Jane Fonda Revisits Robert Redford Crush Over 50 Years
jane fonda used the opening night of the TCM Classic Film Festival to do two things at once: praise Robert Redford as a movie star and reopen a comment she made about Barbra Streisand’s Oscars tribute. At the TCL Chinese gala, she said she had such a crush on Redford and said no one should have taken her Streisand remark too seriously.
TCL Chinese gala remarks
Fonda was the main attraction on the opening night event tied to a screening of 1967’s Barefoot in the Park, the film that placed her opposite Redford for one of their four collaborations. In the interview with Ben Mankiewicz, she called him “He was meant to be in movies.”
She went further in describing why he drew attention across a more than 50-year span of public conversation around their work together: “He was a brilliant movie star. He also was the most gorgeous human being I had ever been with. He was very smart and he was really funny. He loved practical jokes, and he was reckless. Not so reckless that he would have an affair with me…”
1966 meeting on The Chase
Fonda said she met Redford on The Chase in 1966, when both were married. She said she asked him, “Do you ever have affairs?” and repeated his reply: “Well, if I was gonna have an affair, it would be with somebody that was like a hooker.”

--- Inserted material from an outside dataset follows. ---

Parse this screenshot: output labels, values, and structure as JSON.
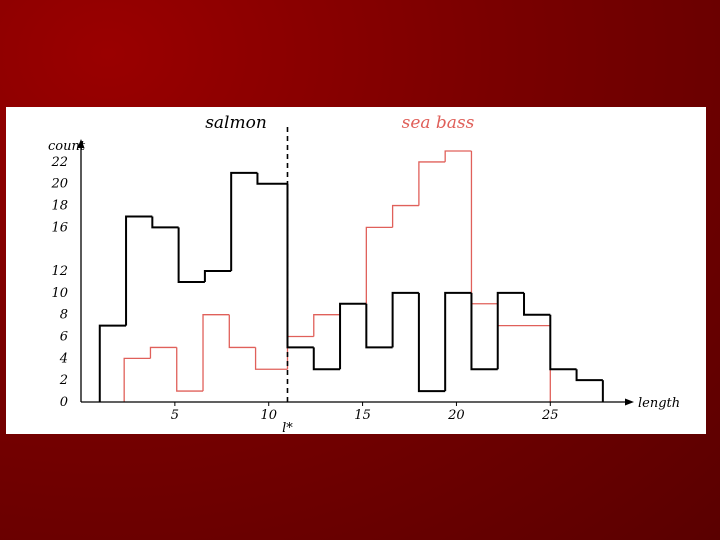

She also said they bonded over stones and had “a good time talking about stacking stones.” That detail matters because the festival appearance was not just nostalgia; it showed how the pair’s connection has remained part of the way their films are remembered, not only the films themselves.
Streisand Oscar tribute line
Fonda also revisited the line that drew attention after a recent Oscars telecast featured a tribute to Redford by Streisand. On a Vanity Fair red carpet, she said, “I want to know, how come Streisand was up there doing that for Redford?”
She added, “She only made one movie with him. I made four! I have more to say.” On Thursday, she said no one should have taken that comment too seriously. The practical reading is simple: Fonda is still treating Redford as a public touchstone, and the tribute conversation only sharpened interest in a partnership that already had four films behind it.
For anyone watching the festival as a film-history event rather than a fan gathering, that is the point. Fonda did not just revisit a crush; she used an honors-night conversation to remind the room that the Redford-Fonda pairing still carries enough history to turn an Oscar tribute into news.